Beauté du monde

Un peu de plénitude

Un peu de légèreté après un cri de rage...Pendant ces quelques semaines, j’avoue avoir été totalement étanche aux faits qui ont ébranlé notre pays et le monde. Je me suis contenté de la 5 et de Arte. Je suis désormais dresseur de télécommande en plus de pilote d’essai sur fauteuils roulants. Je lui avait interdit le moindre « zapping » sur les chaînes nationales. Inutile de préciser que TF1 tout comme BFM étaient proscrits. Bref, comme un naufragé volontaire, je m’étais isolé du tumulte médiatique. 

Je ne m’en portais pas plus mal d’ailleurs.

Cependant, mes analyses à 2€ me manquaient, autant que mes réflexions pseudo-scientifiques. Mes visions philosophiques ne changeront pas la face du monde bien sûr. Je ne peux toutefois pas m’en empêcher, vous épargnant ainsi mes commentaires discutables. Ils valent ce qu’il valent, soit, mes je suis heureux de pouvoir à nouveau encenser ou vomir sur les vicissitudes de ce monde auquel j’appartiens malgré moi.

Je vous demande donc de me pardonner ce retard à l’allumage. Comme un vieux tracteur remisé dans une grange poussiéreuse, mon vieux diesel cérébral va demander qu’on le laisse chauffer gentiment avant qu’il reprenne ses travaux de labourage de la friche planétaire.

Je n’ai passé que peu de temps dans mon chez moi. La clarté qui le caractérise n’a pas pu échapper à ceux d’entre-vous qui le connaissent.

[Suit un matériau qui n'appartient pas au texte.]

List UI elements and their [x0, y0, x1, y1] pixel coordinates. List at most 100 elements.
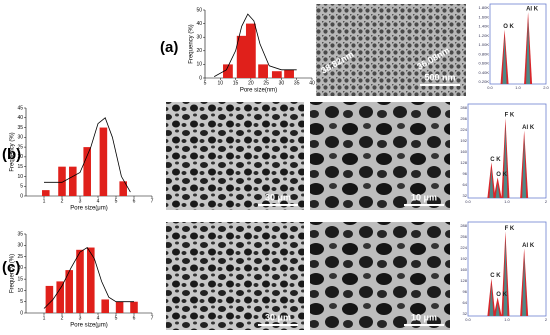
- y-tick-label: 0: [20, 310, 23, 316]
- y-tick-label: 256: [460, 116, 467, 121]
- x-tick-label: 6: [133, 198, 136, 204]
- y-tick-label: 64: [463, 182, 468, 187]
- peak-label: O K: [503, 24, 514, 30]
- x-axis-label: Pore size(nm): [240, 88, 277, 94]
- y-tick-label: 30: [196, 35, 202, 41]
- x-tick-label: 7: [151, 198, 154, 204]
- bar: [69, 166, 77, 196]
- y-tick-label: 1.40K: [479, 24, 490, 29]
- peak-label: O K: [496, 292, 507, 298]
- x-tick-label: 3: [79, 315, 82, 321]
- x-tick-label: 0.0: [465, 199, 471, 204]
- x-tick-label: 5: [115, 198, 118, 204]
- y-tick-label: 35: [17, 231, 23, 237]
- y-tick-label: 20: [196, 48, 202, 54]
- bar: [223, 64, 233, 78]
- y-tick-label: 0.20K: [479, 79, 490, 84]
- x-tick-label: 30: [279, 80, 285, 86]
- peak-label: F K: [505, 113, 515, 119]
- bar: [99, 127, 108, 196]
- spectrum-peak: [522, 136, 527, 198]
- fit-line: [43, 246, 134, 309]
- y-axis-label: Frequency (%): [10, 254, 16, 293]
- spectrum-peak: [522, 254, 527, 316]
- y-tick-label: 160: [460, 149, 467, 154]
- y-tick-label: 10: [17, 288, 23, 294]
- y-tick-label: 1.00K: [479, 42, 490, 47]
- y-tick-label: 192: [460, 256, 467, 261]
- y-tick-label: 5: [20, 184, 23, 190]
- bar: [258, 64, 268, 78]
- y-tick-label: 32: [463, 193, 468, 198]
- y-tick-label: 15: [17, 276, 23, 282]
- y-tick-label: 224: [460, 127, 467, 132]
- y-tick-label: 50: [196, 7, 202, 13]
- bar: [87, 247, 95, 313]
- y-tick-label: 35: [17, 125, 23, 131]
- y-tick-label: 32: [463, 311, 468, 316]
- spectrum-peak: [495, 303, 500, 316]
- peak-label: O K: [496, 172, 507, 178]
- bar: [42, 190, 50, 196]
- spectrum-peak: [489, 168, 494, 198]
- spectrum-peak: [503, 237, 508, 316]
- y-tick-label: 1.80K: [479, 5, 490, 10]
- x-tick-label: 0.0: [487, 85, 493, 90]
- scale-label: 500 nm: [424, 72, 455, 82]
- x-tick-label: 2: [61, 315, 64, 321]
- x-tick-label: 10: [218, 80, 224, 86]
- y-axis-label: Frequency (%): [189, 24, 195, 63]
- y-tick-label: 1.60K: [479, 14, 490, 19]
- bar: [245, 23, 256, 79]
- y-tick-label: 0.80K: [479, 51, 490, 56]
- spectrum-frame: [489, 3, 547, 85]
- spectrum-peak: [526, 18, 531, 84]
- y-tick-label: 0.40K: [479, 70, 490, 75]
- x-tick-label: 1: [43, 198, 46, 204]
- spectrum-peak: [502, 35, 507, 84]
- y-tick-label: 128: [460, 160, 467, 165]
- spectrum-peak: [489, 284, 494, 316]
- fit-line: [44, 117, 131, 193]
- peak-label: F K: [505, 226, 515, 232]
- x-tick-label: 40: [309, 80, 315, 86]
- x-tick-label: 2: [61, 198, 64, 204]
- x-tick-label: 5: [204, 80, 207, 86]
- peak-label: C K: [490, 157, 501, 163]
- x-tick-label: 2: [545, 199, 548, 204]
- scale-label: 10 μm: [411, 192, 437, 202]
- x-tick-label: 2: [545, 317, 548, 322]
- bar: [76, 249, 84, 313]
- y-tick-label: 224: [460, 245, 467, 250]
- x-tick-label: 20: [248, 80, 254, 86]
- bar: [83, 147, 91, 196]
- x-tick-label: 3: [79, 198, 82, 204]
- bar: [284, 69, 294, 78]
- x-axis-label: Pore size(μm): [70, 323, 107, 329]
- spectrum-peak: [495, 183, 500, 198]
- y-tick-label: 96: [463, 171, 468, 176]
- y-axis-label: Frequency (%): [10, 132, 16, 171]
- y-tick-label: 64: [463, 300, 468, 305]
- y-tick-label: 288: [460, 223, 467, 228]
- y-tick-label: 256: [460, 234, 467, 239]
- x-tick-label: 4: [97, 198, 100, 204]
- spectrum-peak: [503, 124, 508, 198]
- x-tick-label: 6: [133, 315, 136, 321]
- bar: [101, 299, 109, 313]
- y-tick-label: 0.60K: [479, 61, 490, 66]
- y-tick-label: 288: [460, 105, 467, 110]
- panel-label: (a): [160, 39, 178, 56]
- bar: [130, 301, 138, 313]
- y-tick-label: 25: [17, 144, 23, 150]
- x-tick-label: 1: [43, 315, 46, 321]
- y-tick-label: 0: [199, 75, 202, 81]
- y-tick-label: 45: [17, 105, 23, 111]
- bar: [115, 301, 124, 313]
- panel-label: (c): [2, 259, 20, 276]
- x-tick-label: 4: [97, 315, 100, 321]
- sem-image: [310, 222, 450, 330]
- peak-label: C K: [490, 273, 501, 279]
- y-tick-label: 1.20K: [479, 33, 490, 38]
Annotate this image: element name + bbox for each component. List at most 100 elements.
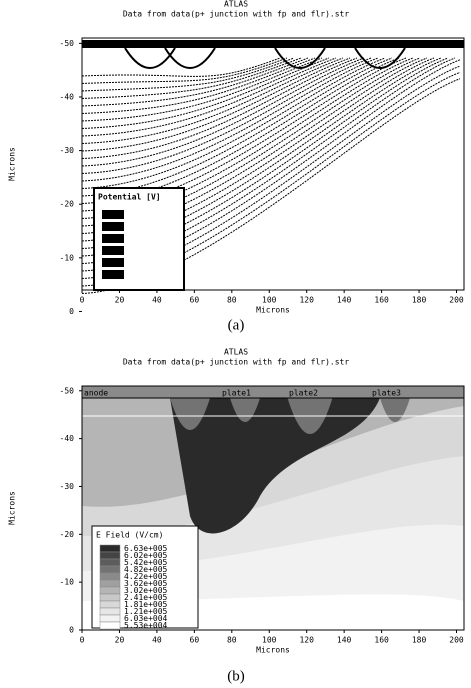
contour-line: [81, 57, 456, 264]
x-tick-label: 160: [374, 296, 389, 305]
contour-line: [81, 57, 372, 174]
contour-line: [81, 57, 288, 84]
electrode-label: plate3: [372, 389, 401, 398]
contour-line: [81, 57, 316, 114]
legend-label: 4.82e+005: [124, 565, 168, 574]
y-tick-label: -20: [60, 200, 75, 209]
x-tick-label: 0: [80, 636, 85, 645]
legend-swatch: [102, 222, 124, 231]
x-tick-label: 160: [374, 636, 389, 645]
program-name: ATLAS: [224, 348, 248, 357]
x-tick-label: 40: [152, 296, 162, 305]
contour-line: [81, 59, 461, 272]
legend-label: 2.41e+005: [124, 593, 168, 602]
x-axis-label: Microns: [256, 646, 290, 655]
contour-line: [81, 57, 323, 122]
legend-swatch: [99, 551, 121, 560]
legend-swatch: [102, 234, 124, 243]
x-tick-label: 80: [227, 296, 237, 305]
junction: [274, 47, 326, 69]
contour-line: [81, 57, 428, 234]
legend-swatch: [99, 621, 121, 630]
device-surface: [81, 385, 465, 399]
contour-line: [81, 57, 379, 182]
x-tick-label: 60: [190, 636, 200, 645]
legend-swatch: [102, 258, 124, 267]
x-tick-label: 120: [299, 636, 314, 645]
electrode-label: plate1: [222, 389, 251, 398]
chart-title: Data from data(p+ junction with fp and f…: [123, 358, 350, 367]
legend-label: 5.42e+005: [124, 558, 168, 567]
x-tick-label: 100: [262, 296, 277, 305]
legend: E Field (V/cm) 6.63e+0056.02e+0055.42e+00…: [91, 525, 199, 630]
contour-line: [81, 71, 461, 287]
x-tick-label: 20: [115, 636, 125, 645]
legend-label: 6.02e+005: [124, 551, 168, 560]
device-surface: [82, 40, 464, 48]
x-tick-label: 0: [80, 296, 85, 305]
legend-swatch: [99, 614, 121, 623]
legend-title: E Field (V/cm): [96, 531, 163, 540]
junction: [354, 47, 406, 69]
legend-swatch: [99, 565, 121, 574]
legend-swatch: [102, 246, 124, 255]
legend-label: 6.63e+005: [124, 544, 168, 553]
contour-line: [81, 78, 461, 294]
y-tick-label: -20: [60, 530, 75, 539]
x-axis-label: Microns: [256, 306, 290, 315]
chart-title: Data from data(p+ junction with fp and f…: [123, 10, 350, 19]
x-tick-label: 180: [412, 296, 427, 305]
legend-label: 1.81e+005: [124, 600, 168, 609]
legend-label: 3.62e+005: [124, 579, 168, 588]
y-tick-label: -30: [60, 146, 75, 155]
y-tick-label: -10: [60, 253, 75, 262]
legend-swatch: [99, 586, 121, 595]
x-tick-label: 180: [412, 636, 427, 645]
legend-swatch: [99, 600, 121, 609]
x-tick-label: 100: [262, 636, 277, 645]
x-tick-label: 40: [152, 636, 162, 645]
y-tick-label: 0: [69, 626, 74, 635]
contour-line: [81, 57, 358, 159]
junction: [164, 47, 216, 69]
contour-line: [81, 57, 365, 167]
legend-swatch: [99, 579, 121, 588]
legend-swatch: [102, 210, 124, 219]
electrode-label: plate2: [289, 389, 318, 398]
legend-swatch: [102, 270, 124, 279]
x-tick-label: 20: [115, 296, 125, 305]
caption: (a): [228, 317, 245, 333]
legend-label: 5.53e+004: [124, 621, 168, 630]
x-tick-label: 80: [227, 636, 237, 645]
x-tick-label: 140: [337, 296, 352, 305]
field-region: [170, 398, 210, 430]
contour-line: [81, 57, 393, 197]
legend-swatch: [99, 607, 121, 616]
contour-line: [81, 57, 386, 189]
legend-title: Potential [V]: [98, 192, 161, 202]
plot-frame: [81, 37, 465, 291]
legend-label: 4.22e+005: [124, 572, 168, 581]
contour-line: [81, 57, 309, 107]
contour-line: [81, 57, 330, 129]
y-tick-label: -40: [60, 434, 75, 443]
contour-line: [81, 57, 295, 92]
x-tick-label: 60: [190, 296, 200, 305]
y-tick-label: -30: [60, 482, 75, 491]
contour-line: [81, 57, 351, 152]
legend-swatch: [99, 544, 121, 553]
legend-swatch: [99, 558, 121, 567]
legend-swatch: [99, 593, 121, 602]
y-tick-label: -40: [60, 92, 75, 101]
caption: (b): [227, 668, 245, 684]
contour-line: [81, 57, 337, 137]
legend-label: 3.02e+005: [124, 586, 168, 595]
field-region: [170, 398, 380, 534]
legend-label: 1.21e+005: [124, 607, 168, 616]
legend-swatch: [99, 572, 121, 581]
x-tick-label: 200: [449, 296, 464, 305]
x-tick-label: 200: [449, 636, 464, 645]
electrode-label: anode: [84, 389, 108, 398]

Ce matin, le merveilleux soleil d’hiver donne une splendeur au Vercors qui offre ses coteaux à mon œil naïf. Si j’avais un croyance quelconque, je serai encore plus convaincu qu’un Dieu existe, tant la nature est belle dans ses atours de printemps naissant. Je n’ouvrirai pas maintenant une parenthèse sur ce que l’Homme est en train de lui faire. Simplement car je sais que de voir « lire la suite... » au bas de mes diarrhées d’écriture en agace certains. 

La neige est belle quand on est au chaud, c’est pourquoi je ne m’étalerai pas sur sa beauté splendide mais tellement aléatoire. Elle peut être tellement un malheur supplémentaire pour les habitants de la rue.

Elle peut être aussi le bonheur aux yeux des allumettes, c’est comme ça que j’appelle les skieurs à la fin de l’hiver, la tête rouge et le corps blanc.

Vous savez, ceux qui s’attachent des planches aux pieds pour dévaler les pentes et qui n’hésitent pas à dépenser le salaire de deux smicards pour s’offrir une semaine au pied des pistes. Je ne parle pas là de mes amis qui ont quitté la platitude normande pour s’installer près de la blancheur des cimes alpestres. Avant tout pour des raisons professionnelles mais aussi pour un amour sans limite pour les pentes et la montagne en général. Ce sont des passionnés qui peuvent désormais profiter de leur plaisir à 15 minutes de leur maison.

J’évoque plutôt ceux qui s’enfluorisent de combinaisons qui prêtent à croire que le ridicule ne tue pas. Qui rechignent sur la nourriture pour être vus dans des accoutrements de marque ou pour accrocher à leurs pieds des casse-gueule en résine hors de prix. J’ai même vus il y’a quelques années, des parisiens, chaussures de ski au pieds à la gare de Grenoble. Le comble du bobo étant la trace des branches de lunettes de soleil entre la pliure des yeux et les oreilles. Ce complément qui leur confère ce statut de privilégiés nantis alors qu’ils ne font qu’essayer de péter plus haut que leur cul.

J’arrête là ma critique acerbe en faisant une généralité, il existe des devaleur pour qui se plaisir saisonnier passe avant l’empilage estivale sur les plages bondées de la Grande Motte. Mais rassurez-vous, quand l’été sera là, je ne manquerai pas de les égratigner de mon clavier caustique.

Merci donc de pardonner cette analyse qui n’engage que moi. Le lien entre la beauté de la neige et les bourgeois de la piste verte était trop tentante. Que la journée vous soit belle et n’oubliez surtout pas de prendre rendez-vous avec la personne la plus importante au monde...vous.